Lucent did the right thing (for once) in acquiring the softswitch vendor, says Heavy Reading analyst

September 6, 2004

3 Min Read
Telica: Lucent's Good Buy

Lucent Technologies Inc. (NYSE: LU) has landed itself a first-rate VOIP vendor in softswitch and media gateway vendor Telica Inc., says Heavy Reading analyst-at-large Graham Beniston.

Lucent announced in May that it was buying Telica in a stock deal worth $295 million and closed the deal last week (see Lucent Buys Softswitch Vendor Telica and Lucent Completes Telica Acquisition).

Having taken a long hard look at the softswitch and media gateway markets for two major reports, the boy Beniston reckons Lucent picked the cream of the crop (see Heavy Reading Reports on VOIP).

"Lucent couldn't have made a better acquisition. It's difficult to compare the softswitch players, but Telica really stood out. It has impressive softswitch technology and one of the best media gateways."

He says Telica's technology has evolved in a very practical way. The vendor started with a core media gateway, but from interworking testing with other vendors it discovered the limitations of existing softswitches and decided to build its own based on its existing platform.

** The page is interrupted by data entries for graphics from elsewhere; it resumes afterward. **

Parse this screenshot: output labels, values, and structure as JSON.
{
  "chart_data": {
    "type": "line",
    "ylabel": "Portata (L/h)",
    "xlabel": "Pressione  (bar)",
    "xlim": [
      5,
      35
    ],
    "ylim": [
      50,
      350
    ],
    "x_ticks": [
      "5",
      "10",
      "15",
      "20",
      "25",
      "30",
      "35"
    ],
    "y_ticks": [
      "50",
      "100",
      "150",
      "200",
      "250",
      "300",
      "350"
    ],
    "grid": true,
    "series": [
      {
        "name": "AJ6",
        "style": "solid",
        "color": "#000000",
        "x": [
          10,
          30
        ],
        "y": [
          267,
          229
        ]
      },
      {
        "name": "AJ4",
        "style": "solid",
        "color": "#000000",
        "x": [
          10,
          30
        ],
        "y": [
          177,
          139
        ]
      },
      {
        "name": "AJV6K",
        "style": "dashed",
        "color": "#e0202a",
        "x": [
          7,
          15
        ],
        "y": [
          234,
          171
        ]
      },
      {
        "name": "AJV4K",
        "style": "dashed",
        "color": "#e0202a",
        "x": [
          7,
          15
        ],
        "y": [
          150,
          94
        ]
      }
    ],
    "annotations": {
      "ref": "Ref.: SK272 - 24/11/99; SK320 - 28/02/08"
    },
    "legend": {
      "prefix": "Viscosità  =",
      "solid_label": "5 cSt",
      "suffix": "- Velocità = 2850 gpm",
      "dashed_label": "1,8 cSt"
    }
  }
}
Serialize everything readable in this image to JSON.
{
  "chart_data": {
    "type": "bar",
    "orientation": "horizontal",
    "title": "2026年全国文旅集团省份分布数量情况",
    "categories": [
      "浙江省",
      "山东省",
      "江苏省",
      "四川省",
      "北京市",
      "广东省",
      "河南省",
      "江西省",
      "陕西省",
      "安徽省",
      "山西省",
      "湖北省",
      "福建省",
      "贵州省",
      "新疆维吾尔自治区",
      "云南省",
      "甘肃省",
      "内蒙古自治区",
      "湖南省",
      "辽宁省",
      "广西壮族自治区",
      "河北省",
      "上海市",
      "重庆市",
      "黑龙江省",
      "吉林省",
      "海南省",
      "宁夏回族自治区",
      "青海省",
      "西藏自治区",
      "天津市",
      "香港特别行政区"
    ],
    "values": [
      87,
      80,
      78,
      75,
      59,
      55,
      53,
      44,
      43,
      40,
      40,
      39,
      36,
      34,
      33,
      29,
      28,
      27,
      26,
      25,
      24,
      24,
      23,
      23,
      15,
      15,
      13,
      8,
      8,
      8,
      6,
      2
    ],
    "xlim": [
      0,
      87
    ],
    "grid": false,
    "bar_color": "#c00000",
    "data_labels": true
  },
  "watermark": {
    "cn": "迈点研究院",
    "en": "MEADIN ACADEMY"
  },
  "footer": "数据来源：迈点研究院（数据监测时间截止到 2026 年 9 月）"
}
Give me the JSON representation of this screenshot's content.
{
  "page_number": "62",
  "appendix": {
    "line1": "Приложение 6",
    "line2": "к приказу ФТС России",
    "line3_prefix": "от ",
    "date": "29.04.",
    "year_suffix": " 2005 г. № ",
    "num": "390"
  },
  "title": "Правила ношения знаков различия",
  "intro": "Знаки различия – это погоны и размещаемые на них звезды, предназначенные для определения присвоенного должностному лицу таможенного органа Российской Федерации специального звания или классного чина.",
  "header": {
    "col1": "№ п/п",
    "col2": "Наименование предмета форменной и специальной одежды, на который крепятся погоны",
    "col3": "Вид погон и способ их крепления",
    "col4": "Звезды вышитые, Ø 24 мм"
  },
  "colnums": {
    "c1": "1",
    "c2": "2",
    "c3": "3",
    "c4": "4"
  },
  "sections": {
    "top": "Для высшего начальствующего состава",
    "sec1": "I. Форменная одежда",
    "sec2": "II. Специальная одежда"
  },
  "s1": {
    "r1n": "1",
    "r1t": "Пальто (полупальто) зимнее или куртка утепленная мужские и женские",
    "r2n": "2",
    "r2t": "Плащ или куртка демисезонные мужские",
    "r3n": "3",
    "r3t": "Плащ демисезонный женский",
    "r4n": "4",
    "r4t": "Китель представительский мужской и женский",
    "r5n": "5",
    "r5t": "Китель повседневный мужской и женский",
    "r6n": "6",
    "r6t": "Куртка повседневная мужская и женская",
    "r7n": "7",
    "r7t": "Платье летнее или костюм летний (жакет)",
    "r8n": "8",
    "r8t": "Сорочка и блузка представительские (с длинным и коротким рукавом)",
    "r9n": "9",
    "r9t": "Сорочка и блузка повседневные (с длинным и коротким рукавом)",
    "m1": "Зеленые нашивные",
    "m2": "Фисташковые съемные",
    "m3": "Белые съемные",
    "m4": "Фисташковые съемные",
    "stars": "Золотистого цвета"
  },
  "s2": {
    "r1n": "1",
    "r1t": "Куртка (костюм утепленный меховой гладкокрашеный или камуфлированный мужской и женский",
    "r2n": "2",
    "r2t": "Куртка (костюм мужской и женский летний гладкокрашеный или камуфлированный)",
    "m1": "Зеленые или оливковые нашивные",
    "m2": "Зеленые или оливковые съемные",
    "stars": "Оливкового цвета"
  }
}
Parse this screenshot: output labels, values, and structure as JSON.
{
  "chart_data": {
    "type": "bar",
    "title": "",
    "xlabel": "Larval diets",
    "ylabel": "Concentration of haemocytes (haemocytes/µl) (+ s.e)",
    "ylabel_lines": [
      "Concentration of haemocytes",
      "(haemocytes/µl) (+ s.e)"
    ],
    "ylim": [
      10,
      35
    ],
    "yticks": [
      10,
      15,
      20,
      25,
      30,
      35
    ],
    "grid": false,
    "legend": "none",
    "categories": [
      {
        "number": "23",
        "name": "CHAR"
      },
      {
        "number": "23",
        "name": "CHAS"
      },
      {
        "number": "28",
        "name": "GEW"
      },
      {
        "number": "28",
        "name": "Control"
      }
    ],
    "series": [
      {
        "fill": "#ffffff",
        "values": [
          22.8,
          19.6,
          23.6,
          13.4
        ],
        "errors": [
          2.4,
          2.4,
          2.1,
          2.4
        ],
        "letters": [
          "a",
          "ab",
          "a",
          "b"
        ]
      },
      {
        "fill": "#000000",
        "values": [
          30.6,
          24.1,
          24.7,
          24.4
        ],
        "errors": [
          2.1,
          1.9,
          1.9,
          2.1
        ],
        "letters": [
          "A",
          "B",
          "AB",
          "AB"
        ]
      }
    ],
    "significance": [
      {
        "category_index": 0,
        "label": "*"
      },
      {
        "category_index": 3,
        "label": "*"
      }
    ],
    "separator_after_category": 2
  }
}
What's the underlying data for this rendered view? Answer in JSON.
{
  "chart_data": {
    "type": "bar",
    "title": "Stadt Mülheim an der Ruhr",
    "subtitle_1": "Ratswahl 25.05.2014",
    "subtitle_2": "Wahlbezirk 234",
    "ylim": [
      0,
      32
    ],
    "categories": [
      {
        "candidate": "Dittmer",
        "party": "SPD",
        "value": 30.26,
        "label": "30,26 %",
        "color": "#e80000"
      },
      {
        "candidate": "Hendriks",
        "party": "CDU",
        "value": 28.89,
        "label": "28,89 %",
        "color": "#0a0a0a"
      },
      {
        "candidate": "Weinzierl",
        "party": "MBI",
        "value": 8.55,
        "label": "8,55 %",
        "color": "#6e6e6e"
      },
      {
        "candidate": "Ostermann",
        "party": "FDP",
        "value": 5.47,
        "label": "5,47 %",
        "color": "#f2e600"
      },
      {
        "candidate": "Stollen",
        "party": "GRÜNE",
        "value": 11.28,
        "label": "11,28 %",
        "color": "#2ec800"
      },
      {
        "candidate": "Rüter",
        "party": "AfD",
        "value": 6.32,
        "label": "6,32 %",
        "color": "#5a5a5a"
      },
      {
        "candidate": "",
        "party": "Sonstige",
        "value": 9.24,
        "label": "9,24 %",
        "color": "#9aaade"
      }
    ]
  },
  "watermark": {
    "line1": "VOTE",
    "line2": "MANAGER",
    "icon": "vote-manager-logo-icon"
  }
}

"It was all built for the largest service providers, so that fits nicely with Lucent's customer base," adds the analyst.

It also fits in nicely with Lucent's determination to be included in Verizon Communications Inc.'s (NYSE: VZ) voice-switch replacement program, where arch rival Nortel Networks Ltd. (NYSE/Toronto: NT) currently has the upper hand (see Nortel Soars on Verizon VOIP Deal).

To get back in the game at Verizon, Lucent needed to sort out its meandering VOIP strategy and beef up its product portfolio, both of which it appears to have achieved with the Telica acquisition (see Russo's VOIP Spin Confounds and Lucent Performs Softswitch U-Turn). And to brighten Lucent's hopes further, Verizon is already a Telica customer.

And it's not the only one. Telica's equipment is deployed in more than 60 networks, and has been adding to that base even as the Lucent deal was closing. (See ATX Uses Telica Softswitch, CommPartners Picks Vendors for VOIP Buildout, and Broadvox Deploys Telica Softswitches.)

But at least one of Lucent's competitors doubts whether the acquisition will make Lucent a stronger force in the softswitch market -- at least, not yet.

Hassan Ahmed, CEO of Sonus Networks Inc. (Nasdaq: SONSE), believes Lucent will continue to work on the softswitch it has been developing inhouse and marry that up with Telica's media gateway. "We see Lucent as a competitor way down the road," says the Sonus CEO, whose company has just completed a tortuous few months restating its financial results (see Sonus: Whew!).

Lucent, naturally, is bullish about its prospects given its new arsenal of products, customers, and acquired talent of 250 staff, and sees the acquisition bringing it immediate firepower. When the deal was first announced, Janet Davidson, the president of Lucent's Integrated Network Solutions (INS) business, stated that Telica's existing technology, which is far denser and more scaleable than anything Lucent already had inhouse, would allow it to compete for carrier deals immediately. "Carriers are issuing RFPs and deploying equipment now... time to market is critical, and that was a major driver [for the acquisition]."

And Lucent may not stop there in its quest to build a competitive VOIP equipment position. Market rumors of a move to acquire hosted IP PBX platform player BroadSoft Inc. persist, though both parties say they're just good friends (see Lucent to Buy Broadsoft? and Lucent Teams With BroadSoft).